I know she has been through rough, even brutal times – Does anyone get that screwed up without brutal times? – but you have three choices when monsters come into your life: You can hide from the monsters, you can fight the monsters, or you can turn into an even more horrible monster yourself. Nancy Grace picked Option 3, and she doesn’t seem to have ever looked back. She makes a tidy living (and has become, according to this show, a star) by spewing anger and bile into the world. So, no, her aw-shucks-I’m-adorable act and redemption storyline won’t cut it with me. She is a monster. But she is a monster for whom I now feel compassion, and that is making me cranky beyond belief.
Vote her off the show so I can stop worrying about all this, won’t you? Enough is enough.
Fortunately, there is a monster on whom we can all agree: Bruno Tonioli, who, until I looked him up just this minute, my brain would only think of as Pervy Judge. What is wrong with him? There is no situation that he can’t turn into creepy, ham-fisted sexual innuendo. For example, during judging this week, he told Solo “You’ve got thighs that could crush a walnut.” Charming.
He also maturely reacted to the upper-body freedom mishap by staring with his mouth in a comedy O for so long that it made the edited West Coast feed, and then kept making jokes about it to the obviously embarrassed Grace. Fine. You saw her boob. You won something. We get it. I am double grossed out by the fact that I was forced to side with Nancy Grace.
It’s like that pathetic guy from your freshman dorm who really, really needed everyone to know that he had done sex things, so don’t think he’s missing anything, cause, boy, can he talk about sex terminology and sexy sex and sex things, and you know what beautiful women are for? Looking at and having sex with, that’s what!

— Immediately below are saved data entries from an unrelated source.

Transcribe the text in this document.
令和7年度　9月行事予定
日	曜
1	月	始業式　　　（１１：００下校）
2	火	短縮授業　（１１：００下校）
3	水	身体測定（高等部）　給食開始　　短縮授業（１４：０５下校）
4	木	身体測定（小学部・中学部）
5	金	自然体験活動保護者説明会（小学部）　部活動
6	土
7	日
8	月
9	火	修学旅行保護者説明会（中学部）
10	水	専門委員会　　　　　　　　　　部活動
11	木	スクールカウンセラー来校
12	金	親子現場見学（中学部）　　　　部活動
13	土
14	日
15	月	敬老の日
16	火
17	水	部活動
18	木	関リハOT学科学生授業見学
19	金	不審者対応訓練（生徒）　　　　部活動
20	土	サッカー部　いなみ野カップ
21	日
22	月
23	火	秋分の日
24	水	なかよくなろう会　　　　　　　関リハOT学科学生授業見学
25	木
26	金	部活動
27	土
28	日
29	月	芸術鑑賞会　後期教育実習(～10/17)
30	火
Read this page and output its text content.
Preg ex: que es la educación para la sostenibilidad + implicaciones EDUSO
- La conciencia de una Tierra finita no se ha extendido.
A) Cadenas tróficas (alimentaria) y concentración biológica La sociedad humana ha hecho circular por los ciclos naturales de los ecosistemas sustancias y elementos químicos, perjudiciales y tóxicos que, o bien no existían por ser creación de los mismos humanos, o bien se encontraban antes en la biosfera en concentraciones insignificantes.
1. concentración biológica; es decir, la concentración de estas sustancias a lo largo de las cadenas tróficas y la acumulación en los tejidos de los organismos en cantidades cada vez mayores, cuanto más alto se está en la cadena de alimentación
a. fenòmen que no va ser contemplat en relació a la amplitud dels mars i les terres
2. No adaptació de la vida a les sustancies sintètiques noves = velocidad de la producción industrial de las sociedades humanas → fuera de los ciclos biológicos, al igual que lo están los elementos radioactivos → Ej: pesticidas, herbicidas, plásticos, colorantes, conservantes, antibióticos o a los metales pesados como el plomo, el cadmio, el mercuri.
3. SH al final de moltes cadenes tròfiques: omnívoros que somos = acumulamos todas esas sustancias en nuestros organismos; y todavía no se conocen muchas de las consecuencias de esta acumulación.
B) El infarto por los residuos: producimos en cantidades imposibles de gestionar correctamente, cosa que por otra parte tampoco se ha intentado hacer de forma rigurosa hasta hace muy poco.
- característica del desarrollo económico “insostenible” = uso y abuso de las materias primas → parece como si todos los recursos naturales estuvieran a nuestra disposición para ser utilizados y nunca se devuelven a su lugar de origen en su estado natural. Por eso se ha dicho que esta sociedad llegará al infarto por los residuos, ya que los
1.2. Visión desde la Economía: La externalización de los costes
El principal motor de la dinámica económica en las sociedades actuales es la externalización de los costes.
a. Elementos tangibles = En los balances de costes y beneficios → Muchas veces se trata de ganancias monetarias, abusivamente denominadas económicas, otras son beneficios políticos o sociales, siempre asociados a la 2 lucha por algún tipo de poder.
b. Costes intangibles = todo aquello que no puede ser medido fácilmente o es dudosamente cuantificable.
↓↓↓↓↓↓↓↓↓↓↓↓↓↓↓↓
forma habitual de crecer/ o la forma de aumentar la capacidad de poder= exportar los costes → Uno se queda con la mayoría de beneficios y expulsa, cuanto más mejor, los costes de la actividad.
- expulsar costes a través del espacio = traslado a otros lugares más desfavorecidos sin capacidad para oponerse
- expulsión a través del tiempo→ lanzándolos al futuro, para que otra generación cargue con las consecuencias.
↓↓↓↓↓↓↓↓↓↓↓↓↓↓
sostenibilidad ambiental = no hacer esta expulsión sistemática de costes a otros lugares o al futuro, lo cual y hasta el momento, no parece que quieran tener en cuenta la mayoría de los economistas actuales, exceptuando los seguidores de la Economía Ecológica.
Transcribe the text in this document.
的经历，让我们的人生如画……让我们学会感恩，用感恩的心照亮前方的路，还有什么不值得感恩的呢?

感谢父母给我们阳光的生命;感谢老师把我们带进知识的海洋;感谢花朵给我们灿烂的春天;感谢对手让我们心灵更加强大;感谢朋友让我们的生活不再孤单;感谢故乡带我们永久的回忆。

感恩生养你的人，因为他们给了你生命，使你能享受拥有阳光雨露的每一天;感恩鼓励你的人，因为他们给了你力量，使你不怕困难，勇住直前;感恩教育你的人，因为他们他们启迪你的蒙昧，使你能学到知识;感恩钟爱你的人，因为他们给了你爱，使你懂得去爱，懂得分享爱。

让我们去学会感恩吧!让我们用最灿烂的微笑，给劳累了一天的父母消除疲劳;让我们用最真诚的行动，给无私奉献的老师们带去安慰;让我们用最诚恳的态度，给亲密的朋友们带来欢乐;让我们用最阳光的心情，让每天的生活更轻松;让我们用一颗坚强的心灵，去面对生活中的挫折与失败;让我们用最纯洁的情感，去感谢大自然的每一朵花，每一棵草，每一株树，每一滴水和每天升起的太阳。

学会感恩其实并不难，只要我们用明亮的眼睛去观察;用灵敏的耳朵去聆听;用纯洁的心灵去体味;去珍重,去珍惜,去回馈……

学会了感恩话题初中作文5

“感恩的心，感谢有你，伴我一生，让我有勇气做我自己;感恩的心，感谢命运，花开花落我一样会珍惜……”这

And are you guys playing “I never?” Because he’d like to join in, and boy, will he get drunk, because he’ll have to drink a lot, because he sure has done a lot of sex things!
So if you think someone in here might not know exactly where things go or how they fit, that is not him, OK?
Anyway, that’s Bruno the Pervy Judge, and his shtick has been old since about seven minutes into the first episode. I’m working on a signed affidavit to send him acknowledging that we, the audience, understand and agree that Bruno has had lots and lots of sex. Maybe he’ll settle down.
KICKED OFF THIS WEEK:
Elisabetta Canalis. OK.
I have mixed emotions about that, but none of them are in Elisabetta’s direction. I’m delighted that Chaz, Hope, and Carson, my Big Heart Three, are still in it, but that still leaves Rob and Nancy up there, undefeated, slavering, and ready to rumba.
We have work to people. Work to do. But in the meantime, go forth and dance.